Le texte d'Henri Cain est assez singulier.

Il se fonde sur le conte traditionnel, dans la même configuration que chez Perrault (belle-mère et non beau-père comme chez Rossini), mais avec une dimension à la fois un peu distanciée et très concrète. Le merveilleux n'en étant pas exclu non plus, on se trouve régulièrement aux confins du fantastique.

En effet, même Cendrillon et le Prince Charmant porte quelque chose de délibérément un peu exagéré, caricatures volontaires - du Prince mélancolique (façon Amour des Trois Oranges), par exemple. Cendrillon réexploite même explicitement le conte en affirmant de façon répétée et empesée "vous êtes mon Prince charmant" - ce qui ne se fait pas dans les contes.
Les épousailles du prince, ordonnées par le Roi cinq minutes avant le bal pour la clôture de celui-ci, avec celle "qui lui fera le mieux tourner la tête" sont explicitement assumées comme exagérées et peu crédibles, même dans l'univers du conte.
La bouffonnerie ne se limite donc pas aux personnages de caractère comme Madame de la Haltière, exclusivement sur ce mode - jamais réellement menaçante, même si elle est la source de tous les maux de Lucette-Cendrillon.
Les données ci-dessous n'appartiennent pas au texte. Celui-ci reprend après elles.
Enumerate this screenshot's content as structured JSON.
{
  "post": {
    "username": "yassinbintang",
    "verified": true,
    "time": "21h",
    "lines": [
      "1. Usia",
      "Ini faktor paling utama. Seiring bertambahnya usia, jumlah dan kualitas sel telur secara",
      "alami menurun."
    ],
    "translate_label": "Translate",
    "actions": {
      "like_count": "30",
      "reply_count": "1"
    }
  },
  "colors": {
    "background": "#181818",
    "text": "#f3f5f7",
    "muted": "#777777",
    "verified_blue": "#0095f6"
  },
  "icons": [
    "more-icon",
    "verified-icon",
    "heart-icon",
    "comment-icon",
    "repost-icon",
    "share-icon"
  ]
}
Par ailleurs, l'ensemble du déroulement de l'histoire se montre bien plus concret que de coutume, surtout dans les motivations psychologiques, avec des acteurs assez rationnels, qui ne tiennent pas des archétypes habituels sur une scène d'opéra - une petite touche de prosaïsme ici et là, assez bizarre mais jamais maladroit. Une sorte de Cendrillon d'aujourd'hui, qui se déroulerait non pas dans une époque lointaine d'un pays imaginaire, mais ici et maintenant, dans la grande ville hostile que son père veut quitter.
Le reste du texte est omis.